24Toen nam Jozua, en gans Israël met hem, Achan, den zoon van Zerah, en het zilver, en het sierlijk overkleed, en de gouden tong, en zijn zonen, en zijn dochteren, en zijn ossen, en zijn ezelen, en zijn vee, en zijn tent, en alles wat hij had; en zij voerden ze naar het dal Achor.
 den zoon van Zerah, Dat is, neEf. Zie vs.1.
,
 het dal Achor Dat is, het dal der beroerte; naderhand alzo genaamd, vanwege deze geschiedenis, vs.26.
25En Jozua zeide: Hoe hebt gij ons beroerd? De Heere zal u beroeren te dezen dage! En gans Israël stenigde hem met stenen, en zij verbrandden hen met vuur, en zij overwierpen hen met stenen.
 beroerd? Van het woord beroeren, zie 1Ki 18:17.
,
 hem met stenen, Te weten, Achan; versta hierbij ook al de zijnen, gelijk vs.26.
26En zij richtten over een groten steenhoop, zijnde tot op dezen dag. Alzo keerde zich de Heere van de hittigheid Zijns toorns. Daarom noemde men den naam dier plaats het dal van Achor, tot dezen dag toe.

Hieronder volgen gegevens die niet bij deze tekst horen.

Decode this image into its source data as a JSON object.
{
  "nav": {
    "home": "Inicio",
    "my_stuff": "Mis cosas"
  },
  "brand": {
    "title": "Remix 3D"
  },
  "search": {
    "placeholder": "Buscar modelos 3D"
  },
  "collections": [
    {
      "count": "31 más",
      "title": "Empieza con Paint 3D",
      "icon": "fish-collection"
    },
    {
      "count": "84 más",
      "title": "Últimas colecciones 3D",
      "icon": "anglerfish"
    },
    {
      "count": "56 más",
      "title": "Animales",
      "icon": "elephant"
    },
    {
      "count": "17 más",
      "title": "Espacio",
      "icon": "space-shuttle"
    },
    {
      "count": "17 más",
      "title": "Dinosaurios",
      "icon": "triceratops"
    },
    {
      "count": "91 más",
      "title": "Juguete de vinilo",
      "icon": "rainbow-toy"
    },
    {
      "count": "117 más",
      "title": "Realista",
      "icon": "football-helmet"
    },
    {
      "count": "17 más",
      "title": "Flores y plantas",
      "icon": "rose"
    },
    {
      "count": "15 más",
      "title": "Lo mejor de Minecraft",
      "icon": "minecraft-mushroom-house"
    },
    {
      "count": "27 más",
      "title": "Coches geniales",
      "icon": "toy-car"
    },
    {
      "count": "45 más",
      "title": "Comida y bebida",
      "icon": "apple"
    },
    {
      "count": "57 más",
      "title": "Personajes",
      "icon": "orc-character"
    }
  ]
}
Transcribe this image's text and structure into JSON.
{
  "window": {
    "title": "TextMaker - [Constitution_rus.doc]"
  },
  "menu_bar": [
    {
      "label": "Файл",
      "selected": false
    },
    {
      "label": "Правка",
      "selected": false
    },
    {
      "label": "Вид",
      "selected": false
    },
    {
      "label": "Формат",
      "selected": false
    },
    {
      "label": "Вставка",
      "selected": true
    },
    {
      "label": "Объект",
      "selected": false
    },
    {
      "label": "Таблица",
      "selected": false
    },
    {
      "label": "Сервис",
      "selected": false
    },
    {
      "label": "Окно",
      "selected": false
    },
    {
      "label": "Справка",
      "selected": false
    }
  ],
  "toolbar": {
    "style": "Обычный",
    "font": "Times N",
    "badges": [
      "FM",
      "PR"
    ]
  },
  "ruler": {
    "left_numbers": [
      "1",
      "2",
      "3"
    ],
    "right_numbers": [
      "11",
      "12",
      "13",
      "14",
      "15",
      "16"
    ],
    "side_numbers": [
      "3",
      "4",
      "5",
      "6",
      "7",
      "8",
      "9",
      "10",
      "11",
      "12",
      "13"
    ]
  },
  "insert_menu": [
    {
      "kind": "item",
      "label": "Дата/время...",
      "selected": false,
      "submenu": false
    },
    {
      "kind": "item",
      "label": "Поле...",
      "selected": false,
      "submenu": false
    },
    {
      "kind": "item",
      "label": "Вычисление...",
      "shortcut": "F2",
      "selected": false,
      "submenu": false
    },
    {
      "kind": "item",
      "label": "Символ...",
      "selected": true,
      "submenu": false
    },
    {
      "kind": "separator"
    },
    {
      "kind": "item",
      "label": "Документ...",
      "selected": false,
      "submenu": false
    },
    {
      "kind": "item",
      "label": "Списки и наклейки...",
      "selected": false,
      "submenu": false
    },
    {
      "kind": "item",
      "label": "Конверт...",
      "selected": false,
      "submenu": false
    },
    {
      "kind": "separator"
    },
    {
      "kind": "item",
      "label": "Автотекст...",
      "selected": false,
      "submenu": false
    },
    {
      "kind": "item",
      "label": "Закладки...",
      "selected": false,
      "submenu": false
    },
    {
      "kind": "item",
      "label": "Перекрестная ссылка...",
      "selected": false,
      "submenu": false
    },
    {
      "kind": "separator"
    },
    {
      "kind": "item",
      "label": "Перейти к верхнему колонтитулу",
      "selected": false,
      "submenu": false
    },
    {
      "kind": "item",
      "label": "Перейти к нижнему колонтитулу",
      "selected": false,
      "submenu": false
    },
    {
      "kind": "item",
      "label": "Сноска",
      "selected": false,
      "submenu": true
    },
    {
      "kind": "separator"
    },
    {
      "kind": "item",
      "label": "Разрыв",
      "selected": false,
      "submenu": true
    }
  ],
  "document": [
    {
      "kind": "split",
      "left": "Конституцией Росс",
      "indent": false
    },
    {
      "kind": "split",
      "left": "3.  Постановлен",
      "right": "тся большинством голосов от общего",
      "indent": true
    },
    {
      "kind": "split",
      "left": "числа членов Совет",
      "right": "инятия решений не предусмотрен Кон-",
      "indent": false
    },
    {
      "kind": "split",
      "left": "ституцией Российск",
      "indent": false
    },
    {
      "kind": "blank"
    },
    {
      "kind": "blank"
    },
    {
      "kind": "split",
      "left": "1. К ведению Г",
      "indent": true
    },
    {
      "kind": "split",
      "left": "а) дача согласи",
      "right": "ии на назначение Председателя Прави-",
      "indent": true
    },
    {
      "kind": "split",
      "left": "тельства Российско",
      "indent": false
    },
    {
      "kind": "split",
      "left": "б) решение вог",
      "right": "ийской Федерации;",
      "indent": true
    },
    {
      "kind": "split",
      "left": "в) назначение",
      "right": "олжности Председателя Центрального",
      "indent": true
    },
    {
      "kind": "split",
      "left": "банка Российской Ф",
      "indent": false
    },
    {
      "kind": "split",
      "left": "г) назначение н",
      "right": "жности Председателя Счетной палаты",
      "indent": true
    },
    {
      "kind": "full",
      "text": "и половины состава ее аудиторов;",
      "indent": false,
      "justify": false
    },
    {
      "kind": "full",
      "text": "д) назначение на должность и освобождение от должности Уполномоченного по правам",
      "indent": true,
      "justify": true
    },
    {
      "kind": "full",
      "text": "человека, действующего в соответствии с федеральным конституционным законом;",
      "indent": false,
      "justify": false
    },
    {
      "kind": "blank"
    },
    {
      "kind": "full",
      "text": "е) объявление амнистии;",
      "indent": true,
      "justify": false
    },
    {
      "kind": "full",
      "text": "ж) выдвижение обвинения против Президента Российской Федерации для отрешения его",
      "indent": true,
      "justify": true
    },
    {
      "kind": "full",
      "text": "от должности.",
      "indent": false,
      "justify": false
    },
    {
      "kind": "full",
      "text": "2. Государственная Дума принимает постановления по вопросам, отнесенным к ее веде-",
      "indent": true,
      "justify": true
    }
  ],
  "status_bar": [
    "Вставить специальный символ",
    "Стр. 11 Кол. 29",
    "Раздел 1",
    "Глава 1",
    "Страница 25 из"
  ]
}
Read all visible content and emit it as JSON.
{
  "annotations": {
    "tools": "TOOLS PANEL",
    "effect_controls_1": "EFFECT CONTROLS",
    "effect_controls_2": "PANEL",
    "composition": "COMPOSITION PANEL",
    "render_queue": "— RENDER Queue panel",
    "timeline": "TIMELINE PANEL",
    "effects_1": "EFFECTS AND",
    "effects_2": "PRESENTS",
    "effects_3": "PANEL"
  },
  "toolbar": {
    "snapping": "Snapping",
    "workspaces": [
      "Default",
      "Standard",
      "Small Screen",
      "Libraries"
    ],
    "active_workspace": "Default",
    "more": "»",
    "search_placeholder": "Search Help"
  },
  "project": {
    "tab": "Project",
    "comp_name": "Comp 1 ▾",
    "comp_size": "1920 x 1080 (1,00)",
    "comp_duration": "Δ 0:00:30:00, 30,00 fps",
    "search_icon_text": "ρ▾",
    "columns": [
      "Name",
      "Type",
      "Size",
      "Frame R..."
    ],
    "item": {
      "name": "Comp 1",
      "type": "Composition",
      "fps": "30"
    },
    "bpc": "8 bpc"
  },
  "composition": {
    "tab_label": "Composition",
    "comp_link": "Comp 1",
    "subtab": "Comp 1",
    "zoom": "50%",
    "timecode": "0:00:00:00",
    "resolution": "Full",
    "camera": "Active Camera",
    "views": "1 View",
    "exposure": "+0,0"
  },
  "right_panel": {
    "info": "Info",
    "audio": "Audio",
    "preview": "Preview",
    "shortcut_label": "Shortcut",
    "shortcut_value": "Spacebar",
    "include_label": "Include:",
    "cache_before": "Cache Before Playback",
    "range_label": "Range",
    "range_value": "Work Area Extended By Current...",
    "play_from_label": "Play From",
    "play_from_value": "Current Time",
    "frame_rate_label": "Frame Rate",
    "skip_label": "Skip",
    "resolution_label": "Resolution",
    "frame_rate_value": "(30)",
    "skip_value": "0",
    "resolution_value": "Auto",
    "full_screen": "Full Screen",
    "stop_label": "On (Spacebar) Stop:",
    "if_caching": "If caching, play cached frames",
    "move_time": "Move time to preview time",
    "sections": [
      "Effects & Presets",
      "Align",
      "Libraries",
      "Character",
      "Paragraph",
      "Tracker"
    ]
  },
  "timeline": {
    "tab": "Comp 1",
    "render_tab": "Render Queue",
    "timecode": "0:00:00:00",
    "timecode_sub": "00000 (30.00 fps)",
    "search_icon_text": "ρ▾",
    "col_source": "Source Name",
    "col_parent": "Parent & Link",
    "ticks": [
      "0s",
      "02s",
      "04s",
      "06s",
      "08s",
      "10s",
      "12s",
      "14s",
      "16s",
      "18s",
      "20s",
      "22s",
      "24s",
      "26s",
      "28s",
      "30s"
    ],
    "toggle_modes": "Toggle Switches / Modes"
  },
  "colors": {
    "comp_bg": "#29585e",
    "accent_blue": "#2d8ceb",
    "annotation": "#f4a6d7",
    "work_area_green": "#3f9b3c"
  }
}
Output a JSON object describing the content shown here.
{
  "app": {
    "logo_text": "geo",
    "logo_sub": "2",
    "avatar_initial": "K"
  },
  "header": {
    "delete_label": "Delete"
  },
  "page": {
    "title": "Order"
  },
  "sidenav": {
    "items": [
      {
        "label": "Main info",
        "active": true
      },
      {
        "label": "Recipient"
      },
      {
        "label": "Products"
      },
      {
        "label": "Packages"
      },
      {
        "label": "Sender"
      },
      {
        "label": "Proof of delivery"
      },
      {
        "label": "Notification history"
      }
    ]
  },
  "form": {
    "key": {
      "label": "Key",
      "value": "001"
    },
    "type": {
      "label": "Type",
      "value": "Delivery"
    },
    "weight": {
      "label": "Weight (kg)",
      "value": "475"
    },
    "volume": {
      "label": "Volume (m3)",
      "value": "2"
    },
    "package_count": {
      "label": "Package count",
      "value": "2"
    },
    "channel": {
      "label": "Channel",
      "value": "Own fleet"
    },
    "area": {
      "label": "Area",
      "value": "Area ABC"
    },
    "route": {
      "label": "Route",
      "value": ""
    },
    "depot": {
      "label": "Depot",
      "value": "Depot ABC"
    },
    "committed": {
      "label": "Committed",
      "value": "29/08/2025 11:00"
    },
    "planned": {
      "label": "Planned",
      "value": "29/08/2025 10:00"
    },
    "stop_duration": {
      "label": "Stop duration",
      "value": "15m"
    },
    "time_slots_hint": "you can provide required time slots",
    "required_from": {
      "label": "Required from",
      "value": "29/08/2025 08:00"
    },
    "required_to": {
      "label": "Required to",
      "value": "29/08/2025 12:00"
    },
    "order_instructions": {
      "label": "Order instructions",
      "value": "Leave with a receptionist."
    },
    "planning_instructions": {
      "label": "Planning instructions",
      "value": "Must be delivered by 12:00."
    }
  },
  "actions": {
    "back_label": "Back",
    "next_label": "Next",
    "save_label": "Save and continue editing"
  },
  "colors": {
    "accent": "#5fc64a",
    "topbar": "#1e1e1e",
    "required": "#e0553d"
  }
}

 noemde men den naam dier plaats Anders, noemde; te weten, Jozua.
,
 het dal van Achor, Dat is, het dal der beroerte; omdat het ganse volk van Israël hier beroerd en bedroefd was geworden vanwege Achans diefstal, en omdat hij ook door deze schrikkelijke straf daarin was beroerd, vs.25.